Rüyalarımdaki İstanbul: Berlin

Standard

Selvi Boylum Al Yazmalım filmini izleyenler hatırlayacaktır, filmde Asya’nın hayatında iki erkek vardır: Onu aşk acısından süründüren, başkalarıyla aldatan, bir günü bir gününü tutmayan, dengesiz, arızalı ama yakışıklı, çekici, şeytan tüyü olan ilk aşkı İlyas. Daha sonra karşısına çıkan ve ona huzurlu, güvenli bir sığınak olan, dengeli, sakin Cemşit. İşte İstanbul, benim İlyas’ım, Berlin ise Cemşit.

alyazmalim

İstanbul’da hayatımın yarısı beklemekle (bitmek tükenmek bilmeyen  trafik sıkışıklıkları), diğer yarısı koşturmakla (trafikten kurtulup da nihayet varılan hedefte başlayan koşturmaca) geçerdi. İstanbul, durmayı, dinlemeyi, dinlenmeyi, sakin kalmayı bilen bir şehir değil. Zaten ben de bu delidolu, kargaşalı, hareketli telaşlarına vurgundum zamanında bu şehrin. Ta ki artık peşinden sürüklenemez derecede yorulup, nefes almaya, duraklamaya ihtiyacım olduğunu hissedene dek.

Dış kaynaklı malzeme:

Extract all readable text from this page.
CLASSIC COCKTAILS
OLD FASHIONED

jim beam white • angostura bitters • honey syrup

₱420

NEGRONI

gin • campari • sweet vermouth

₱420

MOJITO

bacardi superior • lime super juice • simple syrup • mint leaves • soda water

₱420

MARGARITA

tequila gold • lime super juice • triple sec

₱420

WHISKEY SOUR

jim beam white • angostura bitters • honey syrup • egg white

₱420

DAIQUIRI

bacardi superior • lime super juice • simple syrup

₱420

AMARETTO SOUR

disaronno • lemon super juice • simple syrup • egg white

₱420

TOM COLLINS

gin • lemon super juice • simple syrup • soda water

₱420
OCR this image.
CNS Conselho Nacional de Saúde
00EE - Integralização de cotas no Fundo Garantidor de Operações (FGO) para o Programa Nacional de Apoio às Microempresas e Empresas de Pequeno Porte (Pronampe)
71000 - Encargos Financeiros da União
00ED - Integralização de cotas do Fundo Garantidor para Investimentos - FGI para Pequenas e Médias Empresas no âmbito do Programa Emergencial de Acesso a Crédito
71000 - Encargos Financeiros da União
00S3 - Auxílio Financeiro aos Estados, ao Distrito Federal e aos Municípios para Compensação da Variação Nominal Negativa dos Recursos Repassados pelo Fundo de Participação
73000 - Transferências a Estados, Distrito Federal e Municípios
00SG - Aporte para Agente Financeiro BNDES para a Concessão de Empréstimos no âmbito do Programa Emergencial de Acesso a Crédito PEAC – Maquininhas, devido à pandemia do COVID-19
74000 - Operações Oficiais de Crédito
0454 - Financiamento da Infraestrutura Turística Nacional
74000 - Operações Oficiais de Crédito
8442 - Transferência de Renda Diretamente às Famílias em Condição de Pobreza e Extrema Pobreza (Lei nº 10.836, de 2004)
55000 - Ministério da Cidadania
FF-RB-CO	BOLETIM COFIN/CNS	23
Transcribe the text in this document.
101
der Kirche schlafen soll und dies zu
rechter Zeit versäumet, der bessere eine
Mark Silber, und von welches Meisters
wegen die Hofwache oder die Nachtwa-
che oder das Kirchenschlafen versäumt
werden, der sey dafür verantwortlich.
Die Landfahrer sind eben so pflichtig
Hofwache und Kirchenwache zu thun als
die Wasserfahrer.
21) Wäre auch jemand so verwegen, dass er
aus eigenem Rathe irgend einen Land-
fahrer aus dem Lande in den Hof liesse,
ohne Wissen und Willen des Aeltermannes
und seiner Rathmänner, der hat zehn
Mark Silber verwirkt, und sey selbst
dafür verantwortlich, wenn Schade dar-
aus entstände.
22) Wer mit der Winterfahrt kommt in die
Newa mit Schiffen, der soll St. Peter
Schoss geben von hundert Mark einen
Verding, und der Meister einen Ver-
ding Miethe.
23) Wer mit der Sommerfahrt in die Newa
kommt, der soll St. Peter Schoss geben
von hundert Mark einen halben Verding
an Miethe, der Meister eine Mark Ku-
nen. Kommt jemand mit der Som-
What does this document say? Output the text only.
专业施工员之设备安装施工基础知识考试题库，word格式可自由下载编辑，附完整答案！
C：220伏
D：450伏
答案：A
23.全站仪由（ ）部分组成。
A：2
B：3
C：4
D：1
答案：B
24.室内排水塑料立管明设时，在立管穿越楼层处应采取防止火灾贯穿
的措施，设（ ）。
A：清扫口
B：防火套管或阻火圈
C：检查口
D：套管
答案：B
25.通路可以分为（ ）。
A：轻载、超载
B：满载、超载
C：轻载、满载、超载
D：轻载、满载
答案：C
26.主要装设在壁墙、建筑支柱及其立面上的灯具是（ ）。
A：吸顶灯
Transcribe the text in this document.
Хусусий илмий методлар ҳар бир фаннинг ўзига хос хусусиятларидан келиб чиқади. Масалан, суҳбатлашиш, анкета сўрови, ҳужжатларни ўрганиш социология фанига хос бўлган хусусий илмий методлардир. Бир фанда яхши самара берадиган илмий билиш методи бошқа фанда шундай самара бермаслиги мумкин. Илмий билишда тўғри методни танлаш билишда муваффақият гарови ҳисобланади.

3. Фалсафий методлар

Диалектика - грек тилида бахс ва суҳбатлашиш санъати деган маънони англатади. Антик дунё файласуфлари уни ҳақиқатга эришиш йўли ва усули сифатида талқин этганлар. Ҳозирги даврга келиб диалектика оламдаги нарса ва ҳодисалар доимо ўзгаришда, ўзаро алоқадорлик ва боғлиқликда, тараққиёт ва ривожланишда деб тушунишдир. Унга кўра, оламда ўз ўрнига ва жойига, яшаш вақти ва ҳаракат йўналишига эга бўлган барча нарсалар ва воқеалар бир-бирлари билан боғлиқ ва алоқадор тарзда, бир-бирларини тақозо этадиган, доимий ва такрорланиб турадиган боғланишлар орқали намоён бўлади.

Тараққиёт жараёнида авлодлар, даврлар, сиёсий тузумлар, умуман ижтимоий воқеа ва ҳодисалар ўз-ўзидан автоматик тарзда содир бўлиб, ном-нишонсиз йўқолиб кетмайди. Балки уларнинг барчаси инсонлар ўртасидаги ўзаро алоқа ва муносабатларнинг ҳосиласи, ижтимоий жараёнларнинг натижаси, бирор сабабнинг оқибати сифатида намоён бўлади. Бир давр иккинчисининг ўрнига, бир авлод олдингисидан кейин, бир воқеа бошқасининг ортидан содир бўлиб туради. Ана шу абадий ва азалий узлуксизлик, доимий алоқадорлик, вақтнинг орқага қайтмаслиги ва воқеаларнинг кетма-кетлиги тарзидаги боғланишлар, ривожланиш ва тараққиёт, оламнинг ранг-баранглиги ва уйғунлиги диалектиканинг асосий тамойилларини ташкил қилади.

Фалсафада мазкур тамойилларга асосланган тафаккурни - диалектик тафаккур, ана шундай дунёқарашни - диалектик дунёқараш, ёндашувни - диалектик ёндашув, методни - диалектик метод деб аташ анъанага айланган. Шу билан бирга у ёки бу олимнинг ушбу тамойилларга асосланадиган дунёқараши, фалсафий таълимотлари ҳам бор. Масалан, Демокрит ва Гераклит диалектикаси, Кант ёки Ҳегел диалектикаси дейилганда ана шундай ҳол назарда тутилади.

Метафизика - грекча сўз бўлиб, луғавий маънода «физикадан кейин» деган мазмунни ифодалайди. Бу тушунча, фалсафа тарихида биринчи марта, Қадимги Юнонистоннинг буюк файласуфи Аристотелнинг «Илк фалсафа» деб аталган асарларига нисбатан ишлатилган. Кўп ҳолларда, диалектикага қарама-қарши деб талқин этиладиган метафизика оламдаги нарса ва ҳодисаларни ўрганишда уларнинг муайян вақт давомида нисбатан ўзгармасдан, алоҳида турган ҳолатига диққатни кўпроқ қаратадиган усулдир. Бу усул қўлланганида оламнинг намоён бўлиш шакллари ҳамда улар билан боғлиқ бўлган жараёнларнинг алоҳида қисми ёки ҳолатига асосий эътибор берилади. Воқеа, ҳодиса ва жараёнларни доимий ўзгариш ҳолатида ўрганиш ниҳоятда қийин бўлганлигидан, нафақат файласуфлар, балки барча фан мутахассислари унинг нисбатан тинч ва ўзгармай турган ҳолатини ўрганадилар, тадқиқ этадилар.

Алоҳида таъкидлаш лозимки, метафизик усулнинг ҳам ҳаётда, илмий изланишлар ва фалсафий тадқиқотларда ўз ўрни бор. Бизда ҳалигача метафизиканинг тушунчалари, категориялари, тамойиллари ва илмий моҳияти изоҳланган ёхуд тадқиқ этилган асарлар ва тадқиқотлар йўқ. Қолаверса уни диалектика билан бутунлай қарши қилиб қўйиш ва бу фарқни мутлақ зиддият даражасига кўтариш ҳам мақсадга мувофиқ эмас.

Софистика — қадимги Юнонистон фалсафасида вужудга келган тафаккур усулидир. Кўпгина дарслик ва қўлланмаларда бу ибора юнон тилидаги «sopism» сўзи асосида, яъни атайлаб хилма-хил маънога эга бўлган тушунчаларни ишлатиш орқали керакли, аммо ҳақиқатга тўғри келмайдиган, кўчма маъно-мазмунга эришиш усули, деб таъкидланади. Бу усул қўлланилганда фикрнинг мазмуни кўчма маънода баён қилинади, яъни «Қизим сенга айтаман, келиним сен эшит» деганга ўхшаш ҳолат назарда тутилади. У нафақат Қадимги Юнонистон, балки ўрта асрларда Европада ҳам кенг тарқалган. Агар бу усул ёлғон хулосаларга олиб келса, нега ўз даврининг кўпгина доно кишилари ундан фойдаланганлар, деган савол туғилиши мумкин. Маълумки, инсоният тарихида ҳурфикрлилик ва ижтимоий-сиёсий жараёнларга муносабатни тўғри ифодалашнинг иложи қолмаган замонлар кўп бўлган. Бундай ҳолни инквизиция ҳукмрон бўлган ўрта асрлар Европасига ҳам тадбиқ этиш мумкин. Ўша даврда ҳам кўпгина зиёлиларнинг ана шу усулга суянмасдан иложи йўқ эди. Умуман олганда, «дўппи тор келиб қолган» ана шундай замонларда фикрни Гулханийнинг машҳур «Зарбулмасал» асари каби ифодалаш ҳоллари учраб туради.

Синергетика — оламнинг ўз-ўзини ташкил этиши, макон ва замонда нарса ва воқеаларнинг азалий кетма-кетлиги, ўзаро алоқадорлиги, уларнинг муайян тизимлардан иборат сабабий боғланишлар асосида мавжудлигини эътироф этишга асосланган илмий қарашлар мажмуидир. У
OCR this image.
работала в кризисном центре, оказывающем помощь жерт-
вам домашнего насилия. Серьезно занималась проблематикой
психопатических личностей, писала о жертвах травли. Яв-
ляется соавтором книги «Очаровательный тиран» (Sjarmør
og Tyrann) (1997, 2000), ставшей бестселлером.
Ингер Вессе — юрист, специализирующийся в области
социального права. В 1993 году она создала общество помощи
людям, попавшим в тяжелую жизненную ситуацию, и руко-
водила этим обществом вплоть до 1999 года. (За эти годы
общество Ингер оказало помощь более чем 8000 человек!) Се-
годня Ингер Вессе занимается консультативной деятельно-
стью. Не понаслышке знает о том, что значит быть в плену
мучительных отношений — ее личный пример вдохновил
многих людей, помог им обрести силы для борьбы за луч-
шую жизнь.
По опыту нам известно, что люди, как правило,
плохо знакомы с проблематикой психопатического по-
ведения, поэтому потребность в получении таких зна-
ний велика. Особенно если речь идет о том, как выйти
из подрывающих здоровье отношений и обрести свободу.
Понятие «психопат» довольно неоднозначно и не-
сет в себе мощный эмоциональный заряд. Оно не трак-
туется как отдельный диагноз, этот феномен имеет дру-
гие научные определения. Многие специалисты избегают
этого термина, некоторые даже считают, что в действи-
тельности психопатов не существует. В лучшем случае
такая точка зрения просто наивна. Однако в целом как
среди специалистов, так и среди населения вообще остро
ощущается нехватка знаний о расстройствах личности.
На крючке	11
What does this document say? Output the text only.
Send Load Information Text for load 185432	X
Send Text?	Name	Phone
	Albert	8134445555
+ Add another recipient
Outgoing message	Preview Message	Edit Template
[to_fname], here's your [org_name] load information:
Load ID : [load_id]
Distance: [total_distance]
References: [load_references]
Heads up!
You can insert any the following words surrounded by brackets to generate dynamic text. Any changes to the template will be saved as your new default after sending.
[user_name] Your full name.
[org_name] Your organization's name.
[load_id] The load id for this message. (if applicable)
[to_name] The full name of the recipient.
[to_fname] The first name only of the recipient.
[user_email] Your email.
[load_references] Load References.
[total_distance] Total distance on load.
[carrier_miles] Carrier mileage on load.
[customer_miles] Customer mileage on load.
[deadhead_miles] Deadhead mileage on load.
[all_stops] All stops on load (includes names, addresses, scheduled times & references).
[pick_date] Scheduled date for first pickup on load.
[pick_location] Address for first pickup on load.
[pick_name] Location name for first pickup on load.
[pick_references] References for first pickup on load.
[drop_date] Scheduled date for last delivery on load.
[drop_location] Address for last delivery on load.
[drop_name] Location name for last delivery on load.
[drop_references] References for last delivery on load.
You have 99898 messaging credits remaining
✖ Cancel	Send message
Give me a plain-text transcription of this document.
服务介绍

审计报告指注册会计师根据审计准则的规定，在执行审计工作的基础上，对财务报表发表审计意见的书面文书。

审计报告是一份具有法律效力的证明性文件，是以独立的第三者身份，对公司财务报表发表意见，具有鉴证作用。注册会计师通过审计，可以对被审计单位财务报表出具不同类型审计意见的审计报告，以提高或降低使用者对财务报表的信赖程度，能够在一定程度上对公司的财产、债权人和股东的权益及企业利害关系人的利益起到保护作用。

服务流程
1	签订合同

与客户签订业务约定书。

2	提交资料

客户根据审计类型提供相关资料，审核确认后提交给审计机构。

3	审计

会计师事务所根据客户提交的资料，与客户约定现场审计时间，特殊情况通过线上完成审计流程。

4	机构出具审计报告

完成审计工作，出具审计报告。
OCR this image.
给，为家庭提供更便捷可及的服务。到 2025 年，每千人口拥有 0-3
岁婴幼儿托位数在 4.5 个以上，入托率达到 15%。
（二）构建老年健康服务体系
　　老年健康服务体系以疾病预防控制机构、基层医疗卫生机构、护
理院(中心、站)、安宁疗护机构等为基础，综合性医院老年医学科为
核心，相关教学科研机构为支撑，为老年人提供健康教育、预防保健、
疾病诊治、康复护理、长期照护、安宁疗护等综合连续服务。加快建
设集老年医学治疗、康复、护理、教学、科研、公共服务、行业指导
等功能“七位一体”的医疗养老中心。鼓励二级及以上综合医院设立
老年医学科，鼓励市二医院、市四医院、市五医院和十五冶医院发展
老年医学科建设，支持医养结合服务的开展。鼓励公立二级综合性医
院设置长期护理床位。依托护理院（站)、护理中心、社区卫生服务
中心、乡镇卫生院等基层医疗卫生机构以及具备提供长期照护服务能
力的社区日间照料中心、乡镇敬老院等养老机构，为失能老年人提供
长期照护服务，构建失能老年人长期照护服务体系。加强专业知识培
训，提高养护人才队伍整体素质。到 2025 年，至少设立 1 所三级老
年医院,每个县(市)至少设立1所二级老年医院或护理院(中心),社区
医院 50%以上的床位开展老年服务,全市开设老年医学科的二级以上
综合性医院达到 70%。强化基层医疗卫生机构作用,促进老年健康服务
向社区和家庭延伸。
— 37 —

Berlin, hiç bir şey yapmadan durmasını ve bunun tadını çıkarmasını bilen bir şehir. İşsiz güçsüz ama kaygısız insanları, sanatçıları, öğrencileri telaşla koşturmak yerine, parklarda, nehir kenarlarında, sokak üstü kafelerinde oturup önlerinden geçen günü izlemeyi tercih ediyorlar sık sık. Siz de onlardan biri olabiliyorsunuz istediğinizde. Kimsenin gözüne batmıyor bu haliniz, kimse tuhaf bakmıyor size. Bir süre sonra siz de alışıyorsunuz hatta, içinizdeki o sürekli “Hadi kalk, boş oturma, daha yapılacaklar var” deyip duran ses yavaşlayıp duyulmaz oluyor. Bana meditasyon yapmayı öğretti Berlin.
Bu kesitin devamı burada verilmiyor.